I think that when you place a milestone in the path to action, it is more likely that people will complete that action. Truly skilled consultants and coaches start by asking themselves:

1) How can I shorten my clients’ path to their desired outcome?

2) How can I accelerate my clients’ speed to getting big results?

Contact me via e-mail for a discovery meeting.


A couple of key takeaways

As a coach, I can help your team to clarify these basic questions:

  • What do you see as your fundamental task and goals?

  • Who are your most important customers, users, and stakeholders?

  • What are their main needs?



 

And then I would continue on the development track with these questions:

  • In which areas do you see the need for you to develop your practice?

  • What areas of competence do you want to develop in yourself?

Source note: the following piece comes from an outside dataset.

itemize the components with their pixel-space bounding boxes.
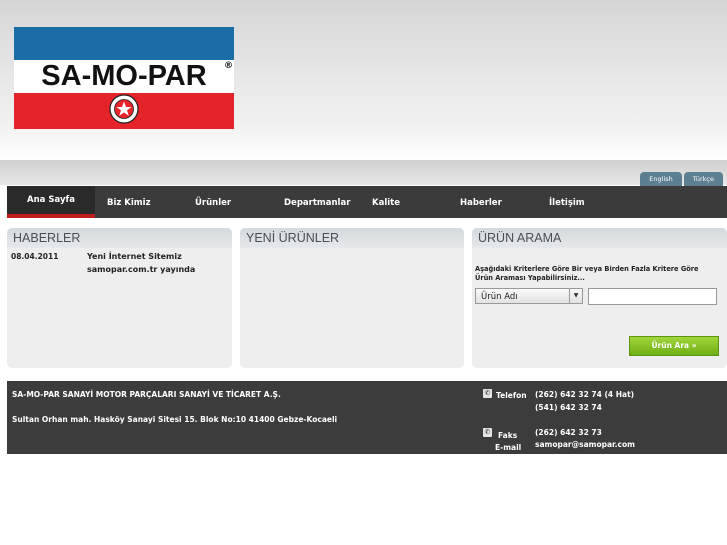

  • What types of tasks do you have the courage to embark on in the long term?


Pause and reflect

According to the Oxford English dictionary, “…a pause is a short period when you stop doing something before continuing, and when you reflect on something, you think deeply about it.” In these strange, uncertain and frightening times, how is it that some people ‘keep calm and carry on’, while others panic?

  • Get active and do some form of regular physical activity, even if it’s just walking 10 minutes a day.

  • Keep learning as your mind need to keep active too, so give it a regular workout.

  • Random acts of kindness are contagious, please spread the word.

  • We are hardwired to want social connections as they are essential to good mental wellbeing.

  • Take time to notice things, whether it’s your neighbour’s new hairstyle or reflecting on your experiences.

  • Caring for others, it’s essential to do what’s right for the global community.